帰りに銀座の「らん月」で叔父にすき焼きをご馳走になった。生まれて初めてのすき焼きである。私が子供の頃、先祖が屋敷神様に誓いを立てていて、鶏肉以外は食べさせて貰えなかった。途中、家以外で調理したのなら大丈夫という解釈で、店で買ってきたとんかつなどを食べていた。従ってそれまで牛肉などを口にしたことはなかったので衝撃的な経験であった。その後、社会人になり、思い出して「らん月」に妻と二人で食べに行った。我が家で、すき焼きを食べるようになったのは昭和61年に私の父母が屋敷神である熊野神社の本社に行きお祓いをしてからである。木製の屋敷神が痛んできたので、2,3年前に新調したのであるが、古いやしろの中に八重さんと交流があった6代目岩澤庄伍の誓文が板に書いてあり、そこに確かに肉は食いませんと書いてあった。

さて、敵情視察に行ったまではよかったのであるが、慶徳君は見事に合格し、私は落第し、滑り止めの早稲田大学法学部に入学した。
入学して時が経ち、慶徳君と話していたら、「岩澤、日本には大学は一つしかない。受け直せ。」という。素直な私は大学に「休学届」を出して、浪人生になった。今思えば、休学届を出さなければ4年で卒業できた。
次の年も試験に落ちて早稲田に復学したのであるが、これは大正解。1年休学したおかげでかけがえのないクラスメイト(1クラス50名:第一外国語ドイツ語)に出会った。
その中の4人とは毎年12月の第1日曜「ラグビー早明戦」で会い、大いに酒を飲む。チケットが取れた時は10人くらいになるときがあるが、チケットの手配と飲む場所は弁護士の品川君が手配してくれる。

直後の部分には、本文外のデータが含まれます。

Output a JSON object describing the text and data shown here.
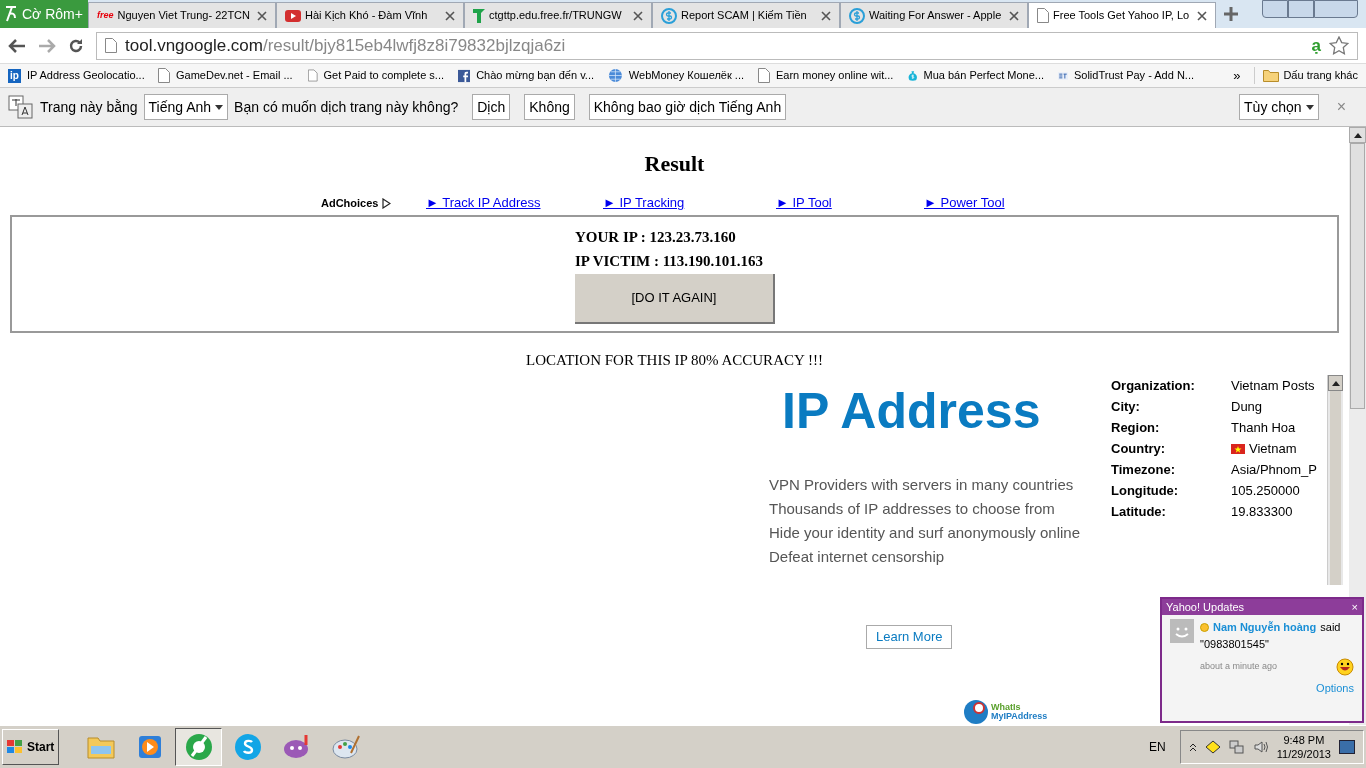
{
  "browser": {
    "logo": "Cờ Rôm+",
    "tabs": [
      {
        "title": "Nguyen Viet Trung- 22TCN",
        "kind": "free",
        "selected": false
      },
      {
        "title": "Hài Kịch Khó - Đàm Vĩnh",
        "kind": "video",
        "selected": false
      },
      {
        "title": "ctgttp.edu.free.fr/TRUNGW",
        "kind": "leaf",
        "selected": false
      },
      {
        "title": "Report SCAM | Kiếm Tiền",
        "kind": "dollar",
        "selected": false
      },
      {
        "title": "Waiting For Answer - Apple",
        "kind": "dollar",
        "selected": false
      },
      {
        "title": "Free Tools Get Yahoo IP, Lo",
        "kind": "page",
        "selected": true
      }
    ],
    "url_host": "tool.vngoogle.com",
    "url_path": "/result/bjy815eb4lwfj8z8i79832bjlzqja6zi",
    "extension_label": "ạ",
    "bookmarks": [
      {
        "label": "IP Address Geolocatio...",
        "kind": "ip"
      },
      {
        "label": "GameDev.net - Email ...",
        "kind": "page"
      },
      {
        "label": "Get Paid to complete s...",
        "kind": "page"
      },
      {
        "label": "Chào mừng bạn đến v...",
        "kind": "facebook"
      },
      {
        "label": "WebMoney Кошелёк ...",
        "kind": "globe"
      },
      {
        "label": "Earn money online wit...",
        "kind": "page"
      },
      {
        "label": "Mua bán Perfect Mone...",
        "kind": "bag"
      },
      {
        "label": "SolidTrust Pay - Add N...",
        "kind": "stp"
      }
    ],
    "bookmarks_overflow": "»",
    "other_bookmarks": "Dấu trang khác"
  },
  "translate_bar": {
    "prefix": "Trang này bằng",
    "language": "Tiếng Anh",
    "question": "Bạn có muốn dịch trang này không?",
    "buttons": [
      "Dịch",
      "Không",
      "Không bao giờ dịch Tiếng Anh"
    ],
    "options": "Tùy chọn",
    "close": "×"
  },
  "page": {
    "title": "Result",
    "adchoices": "AdChoices",
    "links": [
      "► Track IP Address",
      "► IP Tracking",
      "► IP Tool",
      "► Power Tool"
    ],
    "your_ip": "YOUR IP : 123.23.73.160",
    "victim_ip": "IP VICTIM : 113.190.101.163",
    "again_button": "[DO IT AGAIN]",
    "location_heading": "LOCATION FOR THIS IP 80% ACCURACY !!!",
    "ad": {
      "heading": "IP Address",
      "lines": [
        "VPN Providers with servers in many countries",
        "Thousands of IP addresses to choose from",
        "Hide your identity and surf anonymously online",
        "Defeat internet censorship"
      ],
      "button": "Learn More",
      "logo_top": "WhatIs",
      "logo_bottom": "MyIPAddress"
    },
    "info": [
      {
        "label": "Organization:",
        "value": "Vietnam Posts"
      },
      {
        "label": "City:",
        "value": "Dung"
      },
      {
        "label": "Region:",
        "value": "Thanh Hoa"
      },
      {
        "label": "Country:",
        "value": "Vietnam",
        "flag": true
      },
      {
        "label": "Timezone:",
        "value": "Asia/Phnom_P"
      },
      {
        "label": "Longitude:",
        "value": "105.250000"
      },
      {
        "label": "Latitude:",
        "value": "19.833300"
      }
    ]
  },
  "notification": {
    "title": "Yahoo! Updates",
    "close": "×",
    "sender": "Nam Nguyễn hoàng",
    "verb": "said",
    "message": "\"0983801545\"",
    "time": "about a minute ago",
    "options": "Options"
  },
  "taskbar": {
    "start": "Start",
    "apps": [
      {
        "kind": "folder",
        "selected": false
      },
      {
        "kind": "media",
        "selected": false
      },
      {
        "kind": "browser",
        "selected": true
      },
      {
        "kind": "skype",
        "selected": false
      },
      {
        "kind": "messenger",
        "selected": false
      },
      {
        "kind": "paint",
        "selected": false
      }
    ],
    "language": "EN",
    "time": "9:48 PM",
    "date": "11/29/2013"
  }
}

慶徳君は、私の結婚式で友人代表の挨拶をしてくれた。慶徳君の結婚式では、私が友人代表を務めた。慶徳君の職業柄、招待客は検察官・裁判官が多かったが、極めて人間的なヤジがいっぱいで私の話はしばしば中断した。彼は中学時代柔道が強かったことなどを話したと思う。彼の仲人は元東京地検特捜部長 河上和雄氏であった。検事をやめられて長い間テレビに出ていたのでご存知の方も多いと思う。「慶徳君のご先祖は平家であり、源氏に敗れた後この会津に土着し長い間農業を営んでいた。新婦の○○さんは歴史ある商家に生まれ・・・・・・。」が仲人の挨拶であった。後にも先にもこの時以来「平氏、源氏」が出てきた結婚式に出席したことはない。

慶徳君は、60歳を機に最高検察庁を退職され、母の看病をするために会津に帰ってきて親孝行をされている。慶徳君が帰ってきた時、高校の同窓生中心に
若松市内で帰朝祝い?をやった。それからは毎年1月に6.7人が集まり気のおけない連中と酒席を共にしている。

今回、慶徳君は「新島八重顕彰会」の顧問を快く引き受けてくれた。

PS:原稿をアップする前に慶徳君に一応FAXしたところ、電話があった。
次の2点を指摘された。

  1. 東京ですき焼きを食べたのは、駿台予備校の模擬試験を受けに行った時で高校2年生の時であり「試験の成績は岩澤の方が良かったんだよ。」と言われた。
  2. 慶徳家は会津を400年支配した蘆名あしな家の4家老の一人平田家の血を受継ぐそうである。最初のご先祖様は平田家の長男として生まれたが、遅く生まれたために家督は既に養子が継いでいた。その為先祖は養子に行き慶徳城主となり、慶徳姓を継いだ。そして、塩川町の現在地に住むようになったとのことである。